2. Taylor Swift, 1989AMAZON |

I was very late to the Taylor Swift thing as a whole and if I am being honest, I really only like Red,3 so I was nervous about 1989, but I shouldn’t have been because it’s so, so good.

Okay, “Shake It Off” is genuinely terrible — mostly because the repetition is just so bad — and I really and truly believe that if anyone else except maybe Beyonce released it, it would’ve been universally panned and derided. But the rest of the album is very solid and super fun and satisfying. “Blank Space” is amazing and “Bad Blood” is so good and so hilariously dumb4 dramatic great. I L-O-V-E “Out of the Woods” and I could listen to it so loud and for so long that it would be considered torture were I inflicting it on another human being. So good.

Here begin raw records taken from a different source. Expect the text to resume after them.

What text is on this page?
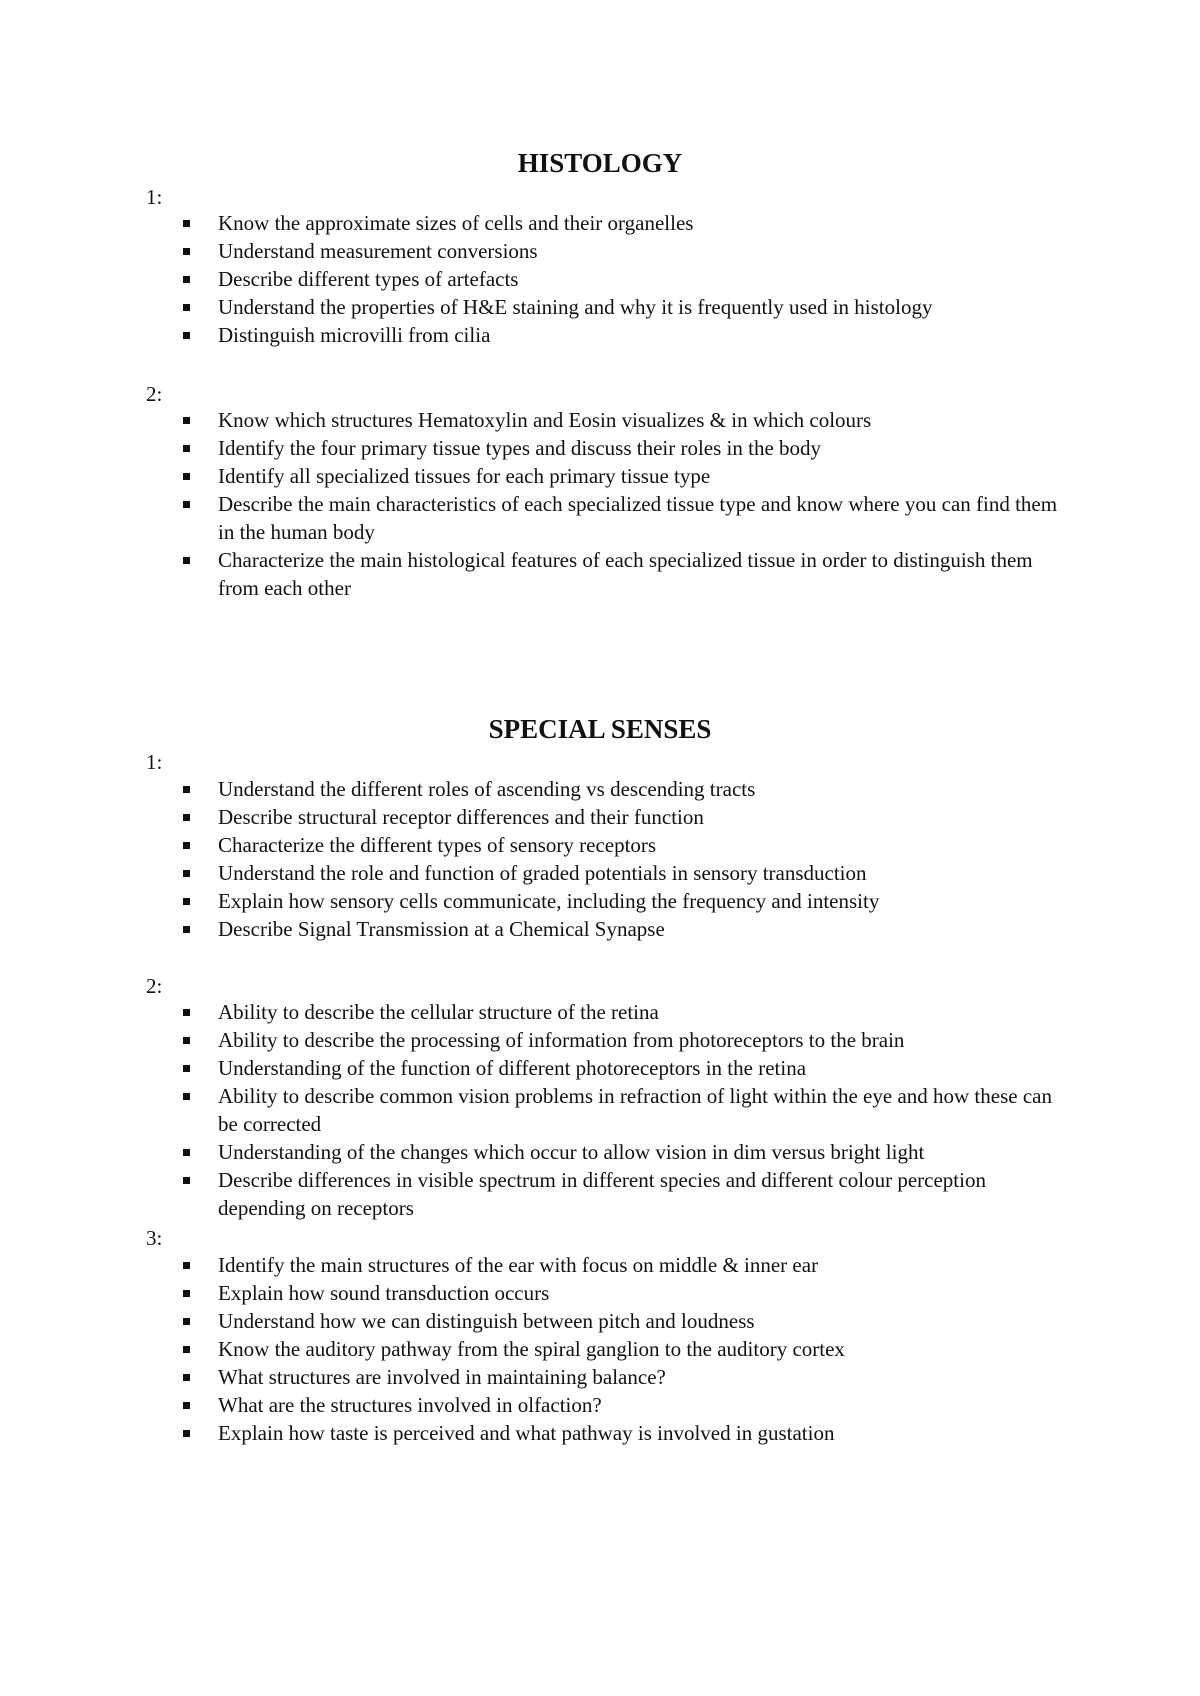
HISTOLOGY

1:

Know the approximate sizes of cells and their organelles
Understand measurement conversions
Describe different types of artefacts
Understand the properties of H&E staining and why it is frequently used in histology
Distinguish microvilli from cilia

2:

Know which structures Hematoxylin and Eosin visualizes & in which colours
Identify the four primary tissue types and discuss their roles in the body
Identify all specialized tissues for each primary tissue type
Describe the main characteristics of each specialized tissue type and know where you can find them in the human body
Characterize the main histological features of each specialized tissue in order to distinguish them from each other
SPECIAL SENSES

1:

Understand the different roles of ascending vs descending tracts
Describe structural receptor differences and their function
Characterize the different types of sensory receptors
Understand the role and function of graded potentials in sensory transduction
Explain how sensory cells communicate, including the frequency and intensity
Describe Signal Transmission at a Chemical Synapse

2:

Ability to describe the cellular structure of the retina
Ability to describe the processing of information from photoreceptors to the brain
Understanding of the function of different photoreceptors in the retina
Ability to describe common vision problems in refraction of light within the eye and how these can be corrected
Understanding of the changes which occur to allow vision in dim versus bright light
Describe differences in visible spectrum in different species and different colour perception depending on receptors

3:

Identify the main structures of the ear with focus on middle & inner ear
Explain how sound transduction occurs
Understand how we can distinguish between pitch and loudness
Know the auditory pathway from the spiral ganglion to the auditory cortex
What structures are involved in maintaining balance?
What are the structures involved in olfaction?
Explain how taste is perceived and what pathway is involved in gustation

1. Kiesza, Sound of a WomanAMAZON |

I know absolutely 100% nothing about Kiesza. I have her Wiki up right now to read AFTER I set this for posting because saying I know nothing about her has now piqued my curiosity enough to finally hit Google up. I do, however, know that I love this album.

I love her voice, especially when it gets kind of weird and throat-nasal on “Sound of a Woman” and I love that some of the songs, in particular “Hideaway” sound like perfect throwback 90s jamz a la La Bouche and CeCe Peniston. I mean, “What Is Love” is literally a Haddaway cover. She knows exactly what she’s doing.

I think “Losin’ My Mind” is a killer and “Bad Thing” is great and kind of crazy hot. And if that one doesn’t work for you ~sexually, “Piano” should. So solid, so fun, such a great listen all the way through.

Honorable Mentions

 

1. Even though he sometimes says stupid shit. To be fair, everyone I like says stupid shit. In fact, from here out feel free to assume that every human being I mention sometimes does and says stupid shit. Some stupider than others, obviously.

2. Which, here, means any time it’s 35 degrees or warmer and not snowing, basically.

3. I’m sorry, I am just not interested in contemporary country music! Sorry!

4. “Bandaids don’t fix bullet holes” and “Still got scars on my back from your knife” are amazingly dumb, but in that magical way that makes you really believe them and want to sing them loudly. But, like, let’s be real: there is not a single lyric on 1989 that is as good as “You made a rebel from a careless man’s careful daughter”, but that is also totally okay.